I get a CUDA out of memory error.

To get around this, I tried the following:

for batch_idx, o_t in enumerate(train_loader):
    mini_batch_size = 16
    y = []
    for mini_batch_idx in range(int(128/mini_batch_size)):
        start, end = mini_batch_idx*mini_batch_size, (mini_batch_idx+1)*mini_batch_size
        o_t_mini = o_t[start:end]
        o_t_mini = o_t_mini.to(device)

        y_mini = model(o_t_mini)

        o_t_mini, y_mini = o_t_mini.cpu(), y_mini.cpu()

        y.append(y_mini)

y = torch.cat(y, dim=0)

However, this does not help either, and I observe that GPU memory usage increases linearly after each forward pass, and not after the tensors are moved to the device.
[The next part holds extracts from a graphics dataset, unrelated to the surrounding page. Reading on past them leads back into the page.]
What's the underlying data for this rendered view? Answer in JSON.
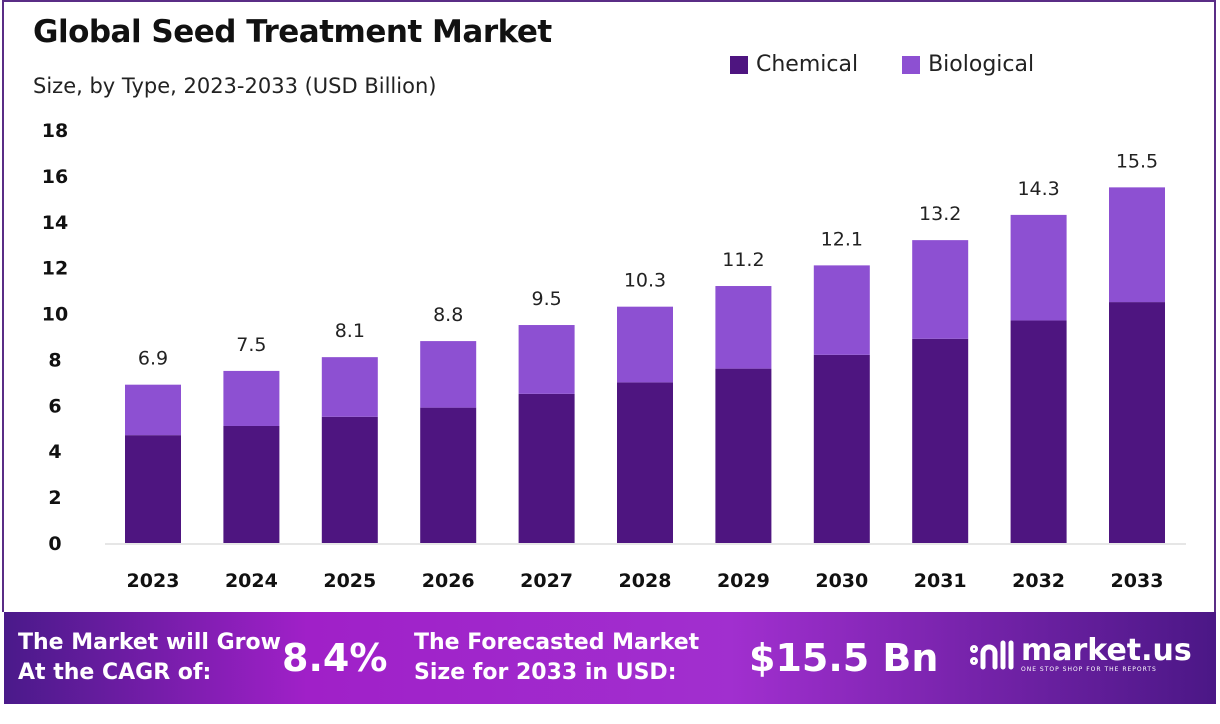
{
  "colors": {
    "chemical": "#4e1580",
    "biological": "#8d50d2",
    "frame": "#5a2d86"
  },
  "chart_data": {
    "type": "bar",
    "stacked": true,
    "title": "Global Seed Treatment Market",
    "subtitle": "Size, by Type, 2023-2033 (USD Billion)",
    "categories": [
      "2023",
      "2024",
      "2025",
      "2026",
      "2027",
      "2028",
      "2029",
      "2030",
      "2031",
      "2032",
      "2033"
    ],
    "series": [
      {
        "name": "Chemical",
        "values": [
          4.7,
          5.1,
          5.5,
          5.9,
          6.5,
          7.0,
          7.6,
          8.2,
          8.9,
          9.7,
          10.5
        ]
      },
      {
        "name": "Biological",
        "values": [
          2.2,
          2.4,
          2.6,
          2.9,
          3.0,
          3.3,
          3.6,
          3.9,
          4.3,
          4.6,
          5.0
        ]
      }
    ],
    "totals": [
      "6.9",
      "7.5",
      "8.1",
      "8.8",
      "9.5",
      "10.3",
      "11.2",
      "12.1",
      "13.2",
      "14.3",
      "15.5"
    ],
    "yticks": [
      "0",
      "2",
      "4",
      "6",
      "8",
      "10",
      "12",
      "14",
      "16",
      "18"
    ],
    "ylim": [
      0,
      18
    ],
    "grid": false,
    "legend": "top-right"
  },
  "footer": {
    "cagr_line1": "The Market will Grow",
    "cagr_line2": "At the CAGR of:",
    "cagr_value": "8.4%",
    "forecast_line1": "The Forecasted Market",
    "forecast_line2": "Size for 2033 in USD:",
    "forecast_value": "$15.5 Bn",
    "logo_name": "market.us",
    "logo_tagline": "ONE STOP SHOP FOR THE REPORTS"
  }
}
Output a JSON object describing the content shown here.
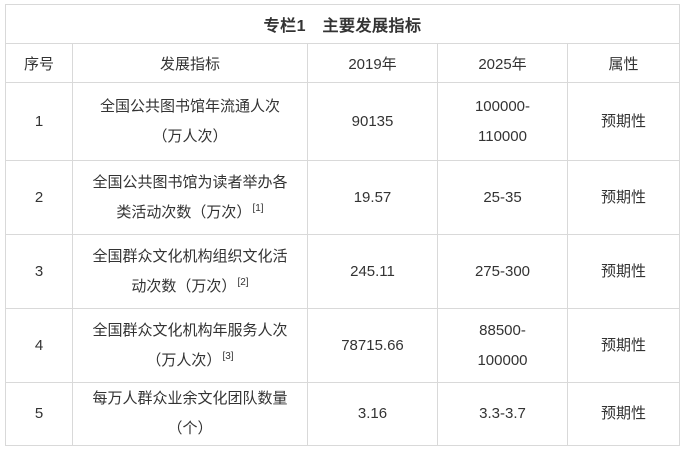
{
  "table": {
    "title": "专栏1　主要发展指标",
    "columns": [
      {
        "key": "no",
        "label": "序号"
      },
      {
        "key": "indicator",
        "label": "发展指标"
      },
      {
        "key": "y2019",
        "label": "2019年"
      },
      {
        "key": "y2025",
        "label": "2025年"
      },
      {
        "key": "attr",
        "label": "属性"
      }
    ],
    "rows": [
      {
        "no": "1",
        "indicator": "全国公共图书馆年流通人次\n（万人次）",
        "sup": "",
        "y2019": "90135",
        "y2025": "100000-\n110000",
        "attr": "预期性"
      },
      {
        "no": "2",
        "indicator": "全国公共图书馆为读者举办各\n类活动次数（万次）",
        "sup": "[1]",
        "y2019": "19.57",
        "y2025": "25-35",
        "attr": "预期性"
      },
      {
        "no": "3",
        "indicator": "全国群众文化机构组织文化活\n动次数（万次）",
        "sup": "[2]",
        "y2019": "245.11",
        "y2025": "275-300",
        "attr": "预期性"
      },
      {
        "no": "4",
        "indicator": "全国群众文化机构年服务人次\n（万人次）",
        "sup": "[3]",
        "y2019": "78715.66",
        "y2025": "88500-\n100000",
        "attr": "预期性"
      },
      {
        "no": "5",
        "indicator": "每万人群众业余文化团队数量\n（个）",
        "sup": "",
        "y2019": "3.16",
        "y2025": "3.3-3.7",
        "attr": "预期性"
      }
    ]
  },
  "colors": {
    "border": "#d9d9d9",
    "text": "#333333",
    "background": "#ffffff"
  }
}
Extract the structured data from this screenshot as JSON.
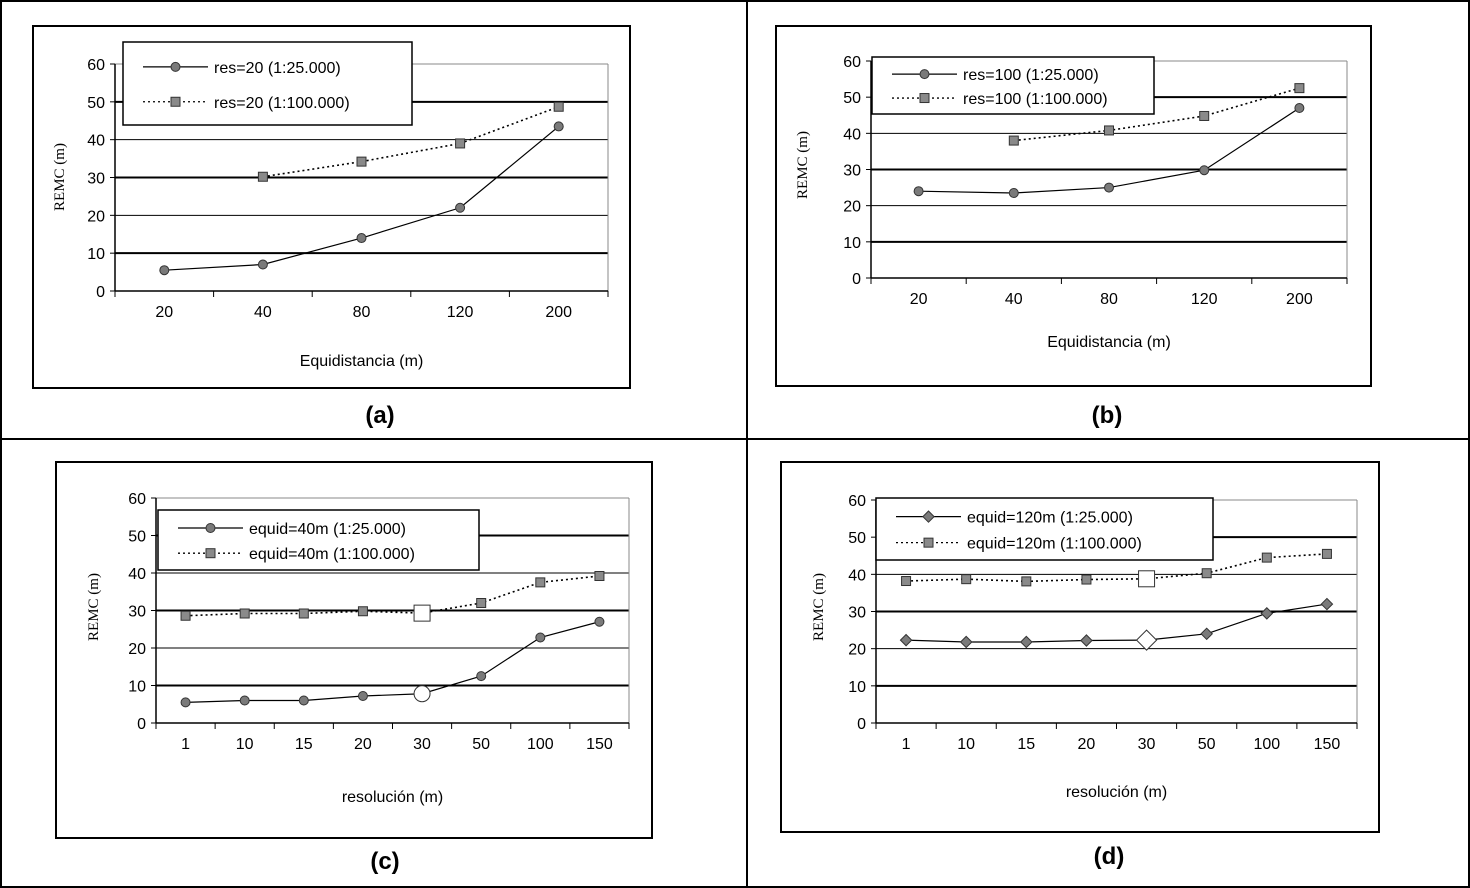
{
  "panels": [
    {
      "caption": "(a)",
      "chart_data": {
        "type": "line",
        "categories": [
          "20",
          "40",
          "80",
          "120",
          "200"
        ],
        "ylabel": "REMC (m)",
        "xlabel": "Equidistancia (m)",
        "ylim": [
          0,
          60
        ],
        "yticks": [
          0,
          10,
          20,
          30,
          40,
          50,
          60
        ],
        "grid": true,
        "legend": "top-left",
        "series": [
          {
            "name": "res=20 (1:25.000)",
            "marker": "circle",
            "style": "solid",
            "values": [
              5.5,
              7,
              14,
              22,
              43.5
            ]
          },
          {
            "name": "res=20 (1:100.000)",
            "marker": "square",
            "style": "dotted",
            "values": [
              null,
              30.2,
              34.2,
              39,
              48.7
            ]
          }
        ],
        "highlight_index": null
      }
    },
    {
      "caption": "(b)",
      "chart_data": {
        "type": "line",
        "categories": [
          "20",
          "40",
          "80",
          "120",
          "200"
        ],
        "ylabel": "REMC (m)",
        "xlabel": "Equidistancia (m)",
        "ylim": [
          0,
          60
        ],
        "yticks": [
          0,
          10,
          20,
          30,
          40,
          50,
          60
        ],
        "grid": true,
        "legend": "top-left",
        "series": [
          {
            "name": "res=100 (1:25.000)",
            "marker": "circle",
            "style": "solid",
            "values": [
              24,
              23.5,
              25,
              29.8,
              47
            ]
          },
          {
            "name": "res=100 (1:100.000)",
            "marker": "square",
            "style": "dotted",
            "values": [
              null,
              38,
              40.8,
              44.8,
              52.5
            ]
          }
        ],
        "highlight_index": null
      }
    },
    {
      "caption": "(c)",
      "chart_data": {
        "type": "line",
        "categories": [
          "1",
          "10",
          "15",
          "20",
          "30",
          "50",
          "100",
          "150"
        ],
        "ylabel": "REMC (m)",
        "xlabel": "resolución (m)",
        "ylim": [
          0,
          60
        ],
        "yticks": [
          0,
          10,
          20,
          30,
          40,
          50,
          60
        ],
        "grid": true,
        "legend": "top-left",
        "series": [
          {
            "name": "equid=40m (1:25.000)",
            "marker": "circle",
            "style": "solid",
            "values": [
              5.5,
              6,
              6,
              7.2,
              7.8,
              12.5,
              22.8,
              27
            ]
          },
          {
            "name": "equid=40m (1:100.000)",
            "marker": "square",
            "style": "dotted",
            "values": [
              28.6,
              29.2,
              29.2,
              29.8,
              29.3,
              32,
              37.5,
              39.2
            ]
          }
        ],
        "highlight_index": 4
      }
    },
    {
      "caption": "(d)",
      "chart_data": {
        "type": "line",
        "categories": [
          "1",
          "10",
          "15",
          "20",
          "30",
          "50",
          "100",
          "150"
        ],
        "ylabel": "REMC (m)",
        "xlabel": "resolución (m)",
        "ylim": [
          0,
          60
        ],
        "yticks": [
          0,
          10,
          20,
          30,
          40,
          50,
          60
        ],
        "grid": true,
        "legend": "top-left",
        "series": [
          {
            "name": "equid=120m (1:25.000)",
            "marker": "diamond",
            "style": "solid",
            "values": [
              22.3,
              21.8,
              21.8,
              22.2,
              22.3,
              24,
              29.5,
              32
            ]
          },
          {
            "name": "equid=120m (1:100.000)",
            "marker": "square",
            "style": "dotted",
            "values": [
              38.2,
              38.7,
              38.1,
              38.6,
              38.8,
              40.3,
              44.5,
              45.5
            ]
          }
        ],
        "highlight_index": 4
      }
    }
  ]
}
Moving the tensors back to cpu has no effect on GPU memory, either.

Any ideas why this is the case, and how I could get around this? Thanks!

Is this a very massive model? You may want to try with a simple toy module such as nn.Conv2d and check if it still crashes. Most of the GPU memory may be taken by the model, not the data

I see. But I don’t understand why it would increase with every forward pass – shouldn’t it remain constant once the model parameters have been initialized?

Unfortunately, I don’t remember why, but I also found in the past that the memory would increase for the first couple of epochs before stabilizing.

The increase in memory is expected, since you are storing each y_mini output in y alone with the complete computation graphs.
If you want to reduce the memory usage, you could e.g. calculate the loss and gradients using y_mini.
This would free the intermediate tensors (needed to calculate the gradients), as they are currently all stored on the GPU.